La efímera bonanza económica había elevado considerablemente
la altura de las casuchas linderas, vaciando cámaras y mudándolas a alcobas, pero
aún así los primeros rayos del día seguían saludando prematuramente al desordenado
herbazal que coronaba el Corralón. Se trataba de una vieja casona venida a menos
cuya memoria dormía bajo sus escombros, por entonces un privilegiado otero que ya
sólo era refugio de las travesuras infantiles. La solería, de tierra apisonada y
salpicada de hoyos, se alzaba poco más de dos metros sobre la calle principal,
la Amargura, cuando su empinada cuesta se convertía en altozano. En lo esquivo
de tan inhóspito escondrijo, los chiquillos encontraban el lugar idóneo para
evadirse de la tutela de los mayores y plantar sus disparates.
Por poniente, cerraba con el Cotanillo, apenas calleja apretada
entre paredones de ripios de arenisca calzados con lajas de pizarra, una vereda
olvidada que se perdía en un escenario tabicado de ruinas.

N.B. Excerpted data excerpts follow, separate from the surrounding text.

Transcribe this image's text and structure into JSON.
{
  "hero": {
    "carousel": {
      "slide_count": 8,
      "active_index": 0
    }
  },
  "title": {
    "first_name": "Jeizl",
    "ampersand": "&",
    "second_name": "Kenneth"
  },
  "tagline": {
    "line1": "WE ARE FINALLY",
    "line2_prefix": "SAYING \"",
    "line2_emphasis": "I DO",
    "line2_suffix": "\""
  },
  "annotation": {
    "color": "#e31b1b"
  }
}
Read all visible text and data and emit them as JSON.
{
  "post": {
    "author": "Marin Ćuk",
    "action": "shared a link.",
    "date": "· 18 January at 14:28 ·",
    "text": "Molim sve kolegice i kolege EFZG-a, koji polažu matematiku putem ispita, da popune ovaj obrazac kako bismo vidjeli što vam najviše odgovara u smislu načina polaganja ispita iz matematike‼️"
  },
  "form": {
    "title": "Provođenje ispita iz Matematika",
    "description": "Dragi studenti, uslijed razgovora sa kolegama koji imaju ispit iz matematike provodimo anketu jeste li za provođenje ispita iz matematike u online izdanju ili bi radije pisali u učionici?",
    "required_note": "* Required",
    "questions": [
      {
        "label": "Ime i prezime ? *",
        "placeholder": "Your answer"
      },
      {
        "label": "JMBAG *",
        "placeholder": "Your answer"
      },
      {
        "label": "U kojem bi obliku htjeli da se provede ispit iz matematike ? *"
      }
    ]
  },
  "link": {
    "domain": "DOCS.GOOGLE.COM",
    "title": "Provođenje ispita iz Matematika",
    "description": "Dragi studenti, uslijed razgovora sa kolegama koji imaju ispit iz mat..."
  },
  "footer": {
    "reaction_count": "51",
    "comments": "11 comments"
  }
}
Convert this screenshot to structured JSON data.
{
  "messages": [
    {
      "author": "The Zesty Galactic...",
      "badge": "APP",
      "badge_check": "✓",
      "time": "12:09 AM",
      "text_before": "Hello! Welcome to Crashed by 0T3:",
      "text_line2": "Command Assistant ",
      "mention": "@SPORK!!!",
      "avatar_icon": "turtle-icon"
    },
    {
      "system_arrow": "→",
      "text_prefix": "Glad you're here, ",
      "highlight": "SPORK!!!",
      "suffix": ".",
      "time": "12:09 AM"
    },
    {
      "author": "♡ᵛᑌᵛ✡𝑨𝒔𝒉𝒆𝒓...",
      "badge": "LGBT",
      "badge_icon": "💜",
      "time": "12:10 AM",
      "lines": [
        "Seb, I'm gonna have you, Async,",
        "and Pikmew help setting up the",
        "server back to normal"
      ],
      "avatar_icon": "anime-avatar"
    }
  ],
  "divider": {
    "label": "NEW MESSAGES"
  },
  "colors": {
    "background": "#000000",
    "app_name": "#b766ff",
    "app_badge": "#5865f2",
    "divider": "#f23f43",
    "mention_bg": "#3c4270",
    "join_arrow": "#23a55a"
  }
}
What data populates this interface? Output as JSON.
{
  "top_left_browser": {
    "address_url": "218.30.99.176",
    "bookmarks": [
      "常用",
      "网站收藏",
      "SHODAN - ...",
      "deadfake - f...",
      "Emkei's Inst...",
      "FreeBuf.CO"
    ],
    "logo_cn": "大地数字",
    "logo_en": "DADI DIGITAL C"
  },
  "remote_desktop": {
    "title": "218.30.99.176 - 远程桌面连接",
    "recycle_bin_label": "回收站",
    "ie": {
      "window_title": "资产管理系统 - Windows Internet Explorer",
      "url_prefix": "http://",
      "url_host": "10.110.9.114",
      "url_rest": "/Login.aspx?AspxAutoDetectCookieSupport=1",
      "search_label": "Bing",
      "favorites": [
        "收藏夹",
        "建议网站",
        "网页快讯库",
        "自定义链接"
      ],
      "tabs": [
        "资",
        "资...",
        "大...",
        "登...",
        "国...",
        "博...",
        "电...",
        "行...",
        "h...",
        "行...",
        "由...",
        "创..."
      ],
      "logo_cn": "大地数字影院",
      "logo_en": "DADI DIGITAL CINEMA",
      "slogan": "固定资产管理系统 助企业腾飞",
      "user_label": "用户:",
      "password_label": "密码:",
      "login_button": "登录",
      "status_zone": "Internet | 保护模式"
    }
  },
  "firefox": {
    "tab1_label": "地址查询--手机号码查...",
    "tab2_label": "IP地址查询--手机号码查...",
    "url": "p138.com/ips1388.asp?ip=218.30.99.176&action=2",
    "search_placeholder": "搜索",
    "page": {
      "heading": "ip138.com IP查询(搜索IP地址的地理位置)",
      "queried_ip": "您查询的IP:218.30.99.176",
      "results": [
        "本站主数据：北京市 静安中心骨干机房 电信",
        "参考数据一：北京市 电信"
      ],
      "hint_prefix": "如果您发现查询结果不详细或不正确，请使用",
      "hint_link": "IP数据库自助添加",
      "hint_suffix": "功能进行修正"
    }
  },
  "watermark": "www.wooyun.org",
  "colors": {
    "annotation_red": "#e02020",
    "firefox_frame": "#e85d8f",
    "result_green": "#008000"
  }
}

El Cotanillo daba paso a portillos y portones, a cuadras y pajares, a traseras de casuchas otrora influyentes y ahora ennoviadas con el abandono, presas fáciles de zagales arrimados a la aventura y de una imaginación volátil. La de la Moscarra, el Prisco o la Ratilla… pero también las había con lustre e historia, como la de Joaquinito, casona que, como el resto, volcaba sus mejores prendas a la calle Mestanza, un eje viario muy principal.